I do not buy computer stuff online as it is not reliable, will it be available in Nehru Place (Delhi). Also I am not able to find zebronics anna cabinet on the official zebronics website.


----------



## asingh (Jul 23, 2010)

^^
Vineet, I am from Mussoorie, and believe me in Dehra it will be impossible to procure stuff. You could come to New Delhi and purchase the stuff. But NP is extremely dynamic. There could be a day you reach NP, and even a basic CPU or RAM you want is not available. 

Not forcing you to buy stuff online, but it is a good option --- sitting at home. People here have ordered stuff from Mumbai/New Delhi to Guwahati (Sam you are from there right..?). Else  you can call SMC, send them a DD in advance, and have them hold onto the stuff, so when you reach it is there. Your choice.


----------



## vineetrocks2005 (Jul 23, 2010)

How can I contact SMC, do you have any number or email address ? Will they ship the stuff to Dehradun if I order it online, or do I have to go to Delhi to pick the stuff by myself


----------



## Jaskanwar Singh (Jul 23, 2010)

i too ordered proccy, ram , mobo, cabby from smc now only
go to smc website and see the contact button...mail them then


----------



## vineetrocks2005 (Jul 23, 2010)

Just to confirm, SMC International - One Stop Shop for all your Hardware Need ! is this, their website


----------



## Jaskanwar Singh (Jul 23, 2010)

yup..........


----------



## coderunknown (Jul 23, 2010)

asigh said:


> Not forcing you to buy stuff online, but it is a good option --- sitting at home.
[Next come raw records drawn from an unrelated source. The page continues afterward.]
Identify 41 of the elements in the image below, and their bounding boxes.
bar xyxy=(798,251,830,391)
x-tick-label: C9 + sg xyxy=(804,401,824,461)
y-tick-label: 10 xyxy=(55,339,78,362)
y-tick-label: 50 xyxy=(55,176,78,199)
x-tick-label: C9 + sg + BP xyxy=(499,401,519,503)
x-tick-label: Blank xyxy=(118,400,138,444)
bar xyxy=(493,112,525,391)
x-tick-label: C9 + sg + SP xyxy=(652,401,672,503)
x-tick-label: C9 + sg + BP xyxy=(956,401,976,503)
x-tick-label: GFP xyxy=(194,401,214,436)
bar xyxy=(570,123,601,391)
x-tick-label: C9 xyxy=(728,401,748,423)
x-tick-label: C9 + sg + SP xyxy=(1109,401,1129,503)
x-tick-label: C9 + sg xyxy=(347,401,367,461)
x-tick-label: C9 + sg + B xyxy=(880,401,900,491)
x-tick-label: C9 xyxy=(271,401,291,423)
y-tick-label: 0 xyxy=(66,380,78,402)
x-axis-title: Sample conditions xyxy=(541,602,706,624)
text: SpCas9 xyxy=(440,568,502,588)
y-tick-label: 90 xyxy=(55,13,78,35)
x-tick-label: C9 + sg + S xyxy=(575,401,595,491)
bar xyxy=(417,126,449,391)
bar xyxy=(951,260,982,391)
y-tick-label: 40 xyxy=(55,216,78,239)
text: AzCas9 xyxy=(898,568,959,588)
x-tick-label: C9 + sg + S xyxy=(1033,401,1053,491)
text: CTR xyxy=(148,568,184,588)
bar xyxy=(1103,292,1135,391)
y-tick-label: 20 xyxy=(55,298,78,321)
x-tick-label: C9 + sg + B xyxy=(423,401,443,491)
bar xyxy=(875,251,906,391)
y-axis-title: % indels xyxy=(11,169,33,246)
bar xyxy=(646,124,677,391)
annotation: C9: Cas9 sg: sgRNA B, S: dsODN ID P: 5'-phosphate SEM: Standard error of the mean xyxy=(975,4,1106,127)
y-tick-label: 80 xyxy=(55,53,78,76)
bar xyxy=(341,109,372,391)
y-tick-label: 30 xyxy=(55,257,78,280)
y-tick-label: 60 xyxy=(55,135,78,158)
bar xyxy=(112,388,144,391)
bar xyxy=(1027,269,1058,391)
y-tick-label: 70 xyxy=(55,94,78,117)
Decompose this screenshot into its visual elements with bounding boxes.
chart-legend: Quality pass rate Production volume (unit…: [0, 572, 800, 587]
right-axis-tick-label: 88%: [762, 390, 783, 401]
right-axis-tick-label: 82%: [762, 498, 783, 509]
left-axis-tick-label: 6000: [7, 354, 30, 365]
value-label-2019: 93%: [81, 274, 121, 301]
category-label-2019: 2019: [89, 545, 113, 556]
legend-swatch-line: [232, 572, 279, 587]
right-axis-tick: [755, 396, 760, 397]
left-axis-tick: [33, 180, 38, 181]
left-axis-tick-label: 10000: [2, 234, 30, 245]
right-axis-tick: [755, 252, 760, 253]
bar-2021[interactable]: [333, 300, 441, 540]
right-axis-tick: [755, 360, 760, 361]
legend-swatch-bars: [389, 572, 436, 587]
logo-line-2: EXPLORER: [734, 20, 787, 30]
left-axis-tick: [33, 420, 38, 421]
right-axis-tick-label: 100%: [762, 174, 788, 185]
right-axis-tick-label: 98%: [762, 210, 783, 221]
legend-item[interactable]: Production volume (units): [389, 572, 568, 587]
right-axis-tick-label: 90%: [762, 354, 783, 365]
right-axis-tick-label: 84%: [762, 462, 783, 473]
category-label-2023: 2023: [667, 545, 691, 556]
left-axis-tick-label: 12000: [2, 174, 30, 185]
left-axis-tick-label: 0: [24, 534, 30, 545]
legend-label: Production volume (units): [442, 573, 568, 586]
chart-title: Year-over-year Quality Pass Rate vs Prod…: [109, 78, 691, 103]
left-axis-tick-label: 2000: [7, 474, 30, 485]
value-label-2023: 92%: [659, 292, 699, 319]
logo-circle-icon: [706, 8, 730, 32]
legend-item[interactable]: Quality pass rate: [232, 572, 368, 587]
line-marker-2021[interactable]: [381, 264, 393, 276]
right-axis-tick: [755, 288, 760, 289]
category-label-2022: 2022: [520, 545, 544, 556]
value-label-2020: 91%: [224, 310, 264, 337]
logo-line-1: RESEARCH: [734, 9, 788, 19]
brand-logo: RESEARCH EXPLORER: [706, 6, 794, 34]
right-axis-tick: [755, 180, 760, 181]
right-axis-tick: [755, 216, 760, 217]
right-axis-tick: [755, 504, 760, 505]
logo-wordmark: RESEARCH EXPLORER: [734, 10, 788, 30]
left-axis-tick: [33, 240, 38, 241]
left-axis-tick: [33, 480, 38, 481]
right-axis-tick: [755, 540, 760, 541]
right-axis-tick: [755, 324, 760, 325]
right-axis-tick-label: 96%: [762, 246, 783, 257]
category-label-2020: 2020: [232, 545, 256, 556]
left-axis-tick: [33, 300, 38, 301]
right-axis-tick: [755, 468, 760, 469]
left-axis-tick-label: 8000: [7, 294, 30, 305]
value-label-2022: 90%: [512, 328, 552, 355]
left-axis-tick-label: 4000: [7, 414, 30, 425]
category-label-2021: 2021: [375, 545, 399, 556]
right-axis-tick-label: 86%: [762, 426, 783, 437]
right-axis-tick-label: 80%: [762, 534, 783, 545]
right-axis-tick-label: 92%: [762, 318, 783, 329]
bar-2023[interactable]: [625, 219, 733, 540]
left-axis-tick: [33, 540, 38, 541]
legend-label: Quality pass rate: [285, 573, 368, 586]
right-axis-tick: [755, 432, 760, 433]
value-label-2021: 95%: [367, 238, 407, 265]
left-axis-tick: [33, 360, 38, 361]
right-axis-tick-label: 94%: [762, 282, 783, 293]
People here have ordered stuff from Mumbai/New Delhi to Guwahati (Sam you are from there right..?). Else  you can call SMC, send them a DD in advance, and have them hold onto the stuff, so when you reach it is there. Your choice.



yes asigh, i am from Guwahati. and the stuffs reached me in well under 5days (from ND)  and on its way from Mumbai.



vineetrocks2005 said:


> How can I contact SMC, do you have any number or email address ? Will they ship the stuff to Dehradun if I order it online, or do I have to go to Delhi to pick the stuff by myself



one good thing about SMC, on most of their stuffs, carry charge already included. but not on heavy fragile items like monitor. also do remember, not everything on display is available. give them a call first.


----------



## Jaskanwar Singh (Jul 23, 2010)

almost everything is available sammy.....just ordered cm elite 335...
the best thing i like about smc is that all the taxes and shipping price are included in the mentioned price...and the prices are good.


----------



## Cool Buddy (Jul 23, 2010)

If you are uncomfortable buying online, you can go with Sam's first config (sempron) replacing the mobo with Jaskanwar's suggested one. That will fit in your budget. or even a DDR2 board + RAM as you don't need any future proofing or upgradability. But I think online purchases are very reliable if done from a reputed site/etailer (no I haven't missed the 'R')


----------



## vineetrocks2005 (Jul 24, 2010)

Thanks for your suggestions and comments, I have ordered the MB from SMC International. But I am now confused with the cabinet. I have searched and found these two cabinets from Zebronics. Products - Zebronics, Top Notch Infotronix Pvt Limited, Head Phones & Stand Mic, Chennai, Computer Case, NVIDIA Graphic Cards, Computer Distributor, SMPS, Whole Sale Computer Cases, Computer Manufacturers,  Web Camera. What say?


----------



## R2K (Apr 21, 2011)

sorry for going offtopic

but is it really advisable to run a PC for 24/7...I am mainly concerned abt the overheating of mobo and proccy and constantly moving mechanical parts like HDD


----------